Flexibility of Process
The second element of differentiated instruction is flexibility of process. On some class days, all students met face-to-face to engage with content that was common to all groups. On other class days, I would separate the class into groups. Those who needed new content attended class in person, while those who needed application of prior content attended class through the LMS and engaged in either a group discussion, an application activity, or extended exercises.
Conversely, you could use the flipped classroom model and send students to the LMS when they’re learning new content and teach them face-to-face when they’re applying content. Either way, I used the LMS to be in two places at once. I would teach the face-to-face class, then hop on the LMS to monitor the learning there. For example, one day in the semester I taught my science students face-to-face the topic of science, technology, and society (STS). Meanwhile, my mathematics students were reading an article on how Chinese teachers differ from American teachers in how they handle errors. My mathematics students then were involved in an online discussion with question prompts: Why do you think US teachers and Chinese teachers responded differently to errors? What strategies did you take away from this article that you would use in your instruction and why/how? The next class period, my science students were online extending our lesson on STS, and my mathematics students were face-to-face practicing the application of error-recognition strategies with actual student work. In a fully online course, the process would remain the same, although all activities/content/processes would be online.

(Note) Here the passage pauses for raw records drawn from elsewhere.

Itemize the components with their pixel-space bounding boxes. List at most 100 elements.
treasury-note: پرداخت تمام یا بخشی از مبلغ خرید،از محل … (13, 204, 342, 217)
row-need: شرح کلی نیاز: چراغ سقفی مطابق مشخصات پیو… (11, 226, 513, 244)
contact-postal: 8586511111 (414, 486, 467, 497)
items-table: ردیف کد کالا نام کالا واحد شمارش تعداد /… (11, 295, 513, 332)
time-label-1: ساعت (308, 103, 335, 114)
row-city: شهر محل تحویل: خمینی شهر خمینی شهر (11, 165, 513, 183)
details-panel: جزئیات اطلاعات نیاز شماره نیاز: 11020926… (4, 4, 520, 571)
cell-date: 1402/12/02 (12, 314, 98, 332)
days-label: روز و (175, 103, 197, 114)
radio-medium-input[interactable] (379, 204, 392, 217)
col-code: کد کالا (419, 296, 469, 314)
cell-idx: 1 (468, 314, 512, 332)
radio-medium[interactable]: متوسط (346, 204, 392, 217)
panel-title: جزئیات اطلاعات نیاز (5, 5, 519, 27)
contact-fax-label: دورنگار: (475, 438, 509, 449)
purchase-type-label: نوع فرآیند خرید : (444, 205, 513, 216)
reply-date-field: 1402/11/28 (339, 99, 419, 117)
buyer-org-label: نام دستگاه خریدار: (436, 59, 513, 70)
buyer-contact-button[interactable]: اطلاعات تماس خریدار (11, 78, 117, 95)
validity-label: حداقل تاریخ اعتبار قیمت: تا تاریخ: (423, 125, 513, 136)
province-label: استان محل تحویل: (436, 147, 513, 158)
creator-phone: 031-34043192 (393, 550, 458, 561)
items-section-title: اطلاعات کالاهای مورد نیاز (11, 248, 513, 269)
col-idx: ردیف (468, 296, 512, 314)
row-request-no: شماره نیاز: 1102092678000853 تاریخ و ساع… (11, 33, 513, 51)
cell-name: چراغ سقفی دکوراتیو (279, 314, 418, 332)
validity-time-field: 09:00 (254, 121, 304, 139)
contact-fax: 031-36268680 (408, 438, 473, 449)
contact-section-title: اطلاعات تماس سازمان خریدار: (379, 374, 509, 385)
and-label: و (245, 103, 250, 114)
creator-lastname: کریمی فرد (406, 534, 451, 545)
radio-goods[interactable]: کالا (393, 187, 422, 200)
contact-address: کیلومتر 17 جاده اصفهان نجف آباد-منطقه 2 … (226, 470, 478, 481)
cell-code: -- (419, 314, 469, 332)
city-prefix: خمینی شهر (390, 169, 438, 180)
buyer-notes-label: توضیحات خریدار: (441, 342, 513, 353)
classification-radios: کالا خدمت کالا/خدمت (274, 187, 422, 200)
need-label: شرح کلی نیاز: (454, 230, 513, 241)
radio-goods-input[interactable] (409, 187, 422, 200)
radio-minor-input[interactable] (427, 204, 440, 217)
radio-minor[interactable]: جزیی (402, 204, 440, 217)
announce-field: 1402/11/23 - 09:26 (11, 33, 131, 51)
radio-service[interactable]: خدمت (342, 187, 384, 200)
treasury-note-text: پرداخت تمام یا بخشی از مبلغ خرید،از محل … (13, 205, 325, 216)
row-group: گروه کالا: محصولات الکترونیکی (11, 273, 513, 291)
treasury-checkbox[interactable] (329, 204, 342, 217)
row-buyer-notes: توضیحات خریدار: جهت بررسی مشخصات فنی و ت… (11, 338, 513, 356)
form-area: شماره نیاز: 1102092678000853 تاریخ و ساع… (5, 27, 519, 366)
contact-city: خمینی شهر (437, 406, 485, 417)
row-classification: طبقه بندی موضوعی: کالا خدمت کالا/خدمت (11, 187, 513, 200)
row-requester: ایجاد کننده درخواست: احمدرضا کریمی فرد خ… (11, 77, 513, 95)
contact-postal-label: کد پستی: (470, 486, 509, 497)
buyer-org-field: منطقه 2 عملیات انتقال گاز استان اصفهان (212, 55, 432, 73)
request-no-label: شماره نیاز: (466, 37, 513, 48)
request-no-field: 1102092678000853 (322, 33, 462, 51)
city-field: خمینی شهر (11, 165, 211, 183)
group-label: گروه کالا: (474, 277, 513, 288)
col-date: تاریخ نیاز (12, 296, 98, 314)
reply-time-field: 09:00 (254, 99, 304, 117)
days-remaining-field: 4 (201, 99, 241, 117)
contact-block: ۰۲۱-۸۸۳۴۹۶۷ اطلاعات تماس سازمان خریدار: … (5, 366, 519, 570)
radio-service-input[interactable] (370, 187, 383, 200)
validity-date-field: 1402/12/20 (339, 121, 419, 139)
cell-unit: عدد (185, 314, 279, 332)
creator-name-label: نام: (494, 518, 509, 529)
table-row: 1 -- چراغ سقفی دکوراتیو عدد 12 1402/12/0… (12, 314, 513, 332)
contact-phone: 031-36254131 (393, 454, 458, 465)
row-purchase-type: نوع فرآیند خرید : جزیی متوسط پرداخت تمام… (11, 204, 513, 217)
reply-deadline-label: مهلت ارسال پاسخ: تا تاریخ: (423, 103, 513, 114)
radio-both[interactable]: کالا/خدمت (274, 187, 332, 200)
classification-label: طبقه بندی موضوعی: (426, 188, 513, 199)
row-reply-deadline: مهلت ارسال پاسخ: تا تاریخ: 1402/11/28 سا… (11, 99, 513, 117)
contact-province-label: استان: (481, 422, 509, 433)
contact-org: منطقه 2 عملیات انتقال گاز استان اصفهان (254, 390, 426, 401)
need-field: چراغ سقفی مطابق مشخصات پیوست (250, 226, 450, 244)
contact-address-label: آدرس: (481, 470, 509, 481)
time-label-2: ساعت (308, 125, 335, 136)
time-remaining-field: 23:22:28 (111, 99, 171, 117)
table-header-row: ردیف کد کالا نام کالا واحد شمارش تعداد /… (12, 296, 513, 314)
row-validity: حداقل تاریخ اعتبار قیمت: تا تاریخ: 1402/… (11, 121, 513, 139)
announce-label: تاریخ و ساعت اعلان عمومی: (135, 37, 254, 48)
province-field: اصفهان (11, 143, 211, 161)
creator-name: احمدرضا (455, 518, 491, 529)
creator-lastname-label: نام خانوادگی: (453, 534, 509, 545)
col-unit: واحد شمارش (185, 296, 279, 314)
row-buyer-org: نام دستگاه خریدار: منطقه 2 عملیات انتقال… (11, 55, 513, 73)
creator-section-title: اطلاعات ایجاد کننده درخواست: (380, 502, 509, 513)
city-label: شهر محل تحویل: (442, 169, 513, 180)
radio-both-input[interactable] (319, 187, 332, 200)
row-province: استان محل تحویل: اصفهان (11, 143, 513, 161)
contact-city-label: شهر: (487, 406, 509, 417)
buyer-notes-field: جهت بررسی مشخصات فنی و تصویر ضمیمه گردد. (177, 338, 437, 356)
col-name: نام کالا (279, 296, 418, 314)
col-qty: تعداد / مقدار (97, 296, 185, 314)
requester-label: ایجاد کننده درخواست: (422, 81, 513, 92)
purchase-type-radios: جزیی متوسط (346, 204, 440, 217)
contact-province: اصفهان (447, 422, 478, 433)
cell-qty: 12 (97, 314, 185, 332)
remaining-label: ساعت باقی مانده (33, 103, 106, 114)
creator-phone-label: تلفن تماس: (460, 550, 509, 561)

Flexibility of Student Product
The third element of differentiated instruction is flexibility of product. I provide different groups with different assignments or with the same assignments with different expectations. As mentioned above, my science students had a laboratory safety assignment that my mathematics students did not. Neither group was able to see the assignments of another group, so students needed to be concerned only with the assignments within their group. Because I knew this course provided my first-semester students with their first exposure to lesson planning, but my second-semester students had already learned and practiced this content for one semester, my expectations were different for the two groups. I then used different rubrics that focused on different aspects of lesson planning and adjusted the rubric scoring to match my expectations. The rubric for my first-semester students placed considerably more emphasis on writing objectives and detailed plans. The rubric for my second-semester students focused on strategy choices and the alignment of objectives with the assessment.
Although the groups were set in my course, another option is to allow students to choose their groups and move in and out of groups throughout the course. Formative assessments can be used to determine initial student placement within groups and then to monitor the effects of movement between groups later on. According to Levy (2008), future advancements in LMS functionality may allow students to plan personalized goals and keep records of their progress toward those goals.
Just a little ingenuity is all it takes to differentiate instruction in the online or hybrid classroom to serve the needs of all students.
Levy, H. M. 2008. Meeting the needs of all students through differentiated instruction: Helping every child reach and exceed standards. The Clearing House, 81(4), 161–164.
Julie Saam is an associate professor of science education at Indiana University Kokomo.